Society & Culture

The Dystopian Future of AI Girlfriends

Can anyone think of a more apt way our society comes to a screeching halt than through the monopolization of human attention? It seems we haven't learned much from our experiments in degrading people's dopamine receptors and neural circuits for decades at this point. Still, I have some hope that this 'innovation' will be rejected. Of course, I'm talking about the dystopian idea of turning computers and algorithms into romantic partners: AI girlfriends.

To be abundantly clear, I think that AI boyfriends will be a similar problem for society if/when those ideas are funded and brought to the fore. What we're seeing now is an onslaught of marketing targeted at young men, seemingly for the purpose of generating more incels and tethering them to a series of LaaS (Love as a Service) platforms. It's the psychopath's wet dream made manifest. Clearly, the issue is thinking you can date a computer, which feels absurd to discuss even as I'm typing this out, but maybe with normalization over the course of decades and cynical marketing to make a quick buck, combined with increased atomization of society and an eroding of dating culture altogether, we may come to the disastrous point of acknowledging this as a likelihood.

And… that's fucked.

Whether it's the richest man in the world posting anime women on his social media app, using his LLM to let the animations speak to you, or a small startup hoping to break into the mainstream by addicting you to the hollow feeling of digitized courtship, this is an inflating balloon set to pop sometime in the coming years. The pop won't be isolated either. This will bleed into everything from politics to the general perception of the tech industry. Think of how politics has already been affected by isolated people feeding into extremism or how 'tech bro' has become a pejorative, no doubt as a result of bad actors using the legacy of the tech founder to launder their own reputations and then betraying that long-established foundation.

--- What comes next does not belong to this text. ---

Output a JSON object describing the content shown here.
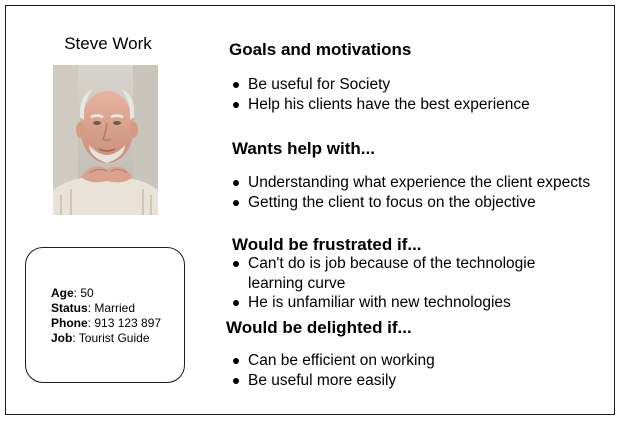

But, I digress. The real issue is people getting stripped of their humanity decade after decade by the 'innovators' of society. If we're truly innovators, why are we building obvious and evil stuff? I seem to recall a famous search engine's slogan that pertained to this very thing from years ago: "Don't be Evil". That seemed like a good precept. A sole commandment for the tech world that we forgot some time ago.

We could go through a list of other egregious choices that those in the tech world made along the way, like meme-coin/NFT pump and dumps, gambling apps that keep your addiction at arm's reach perpetually, and social media that addicts you in a similar way. The point is, AI girlfriend apps aren't a new category in and of themselves. They're part of a nefarious strain of technology that somehow keeps getting prioritized and allowed to wreak havoc on society.

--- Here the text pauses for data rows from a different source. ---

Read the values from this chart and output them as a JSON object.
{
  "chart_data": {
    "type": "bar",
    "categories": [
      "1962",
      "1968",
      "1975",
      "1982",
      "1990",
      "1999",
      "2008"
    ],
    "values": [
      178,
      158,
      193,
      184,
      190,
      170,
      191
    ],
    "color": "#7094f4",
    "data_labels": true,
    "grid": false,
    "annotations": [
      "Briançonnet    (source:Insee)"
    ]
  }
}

So, what's the answer? How do we prevent predatory companies from scamming, addicting, and romancing people who are just trying to live a normal life? Some form of regulation is necessary here. Whether it's an age-gate for social media, as Australia has already implemented, or blocking certain features (though this requires knowledge of tech that I don't count on our elected officials to have).

Regulations, however, don't get to the crux of the problem: the disappearance of third places, unwalkable neighborhoods, car dependence/the suburbanization of America, the reliance on these social apps in lieu of a functioning real-life alternative in many parts of the US, etc. Resolving this is much more difficult for obvious reasons. Fixing the layout of neighborhoods will likely be longer fought and more comprehensive than even getting legislation passed. Still, this is a deeply entrenched issue in the United States; I could even point to the individualistic nature of American culture, philosophy, and governance as the starting point to this disembodied superpower we're in danger of becoming. Equal parts hegemonic on the world stage and misconfigured in our communities.

If we do restrain and reform not only tech, but community development, we'll see the beginnings of a slow healing process (and likely some new problem to crop up elsewhere). Truth be told, every generation is handed a set of problems to solve. It's the stone with which we sculpt a new future and the beginning of something else entirely. Unlike generations that mobilized against external enemies with clear front lines, this generation needs to battle isolation, predatory behavior from massive conglomerates, the exploding cost of living, and much more. And, to some degree we'll solve those things and I'm sure we'll plant new seeds of terror for future generations all the while trying to fix our shit.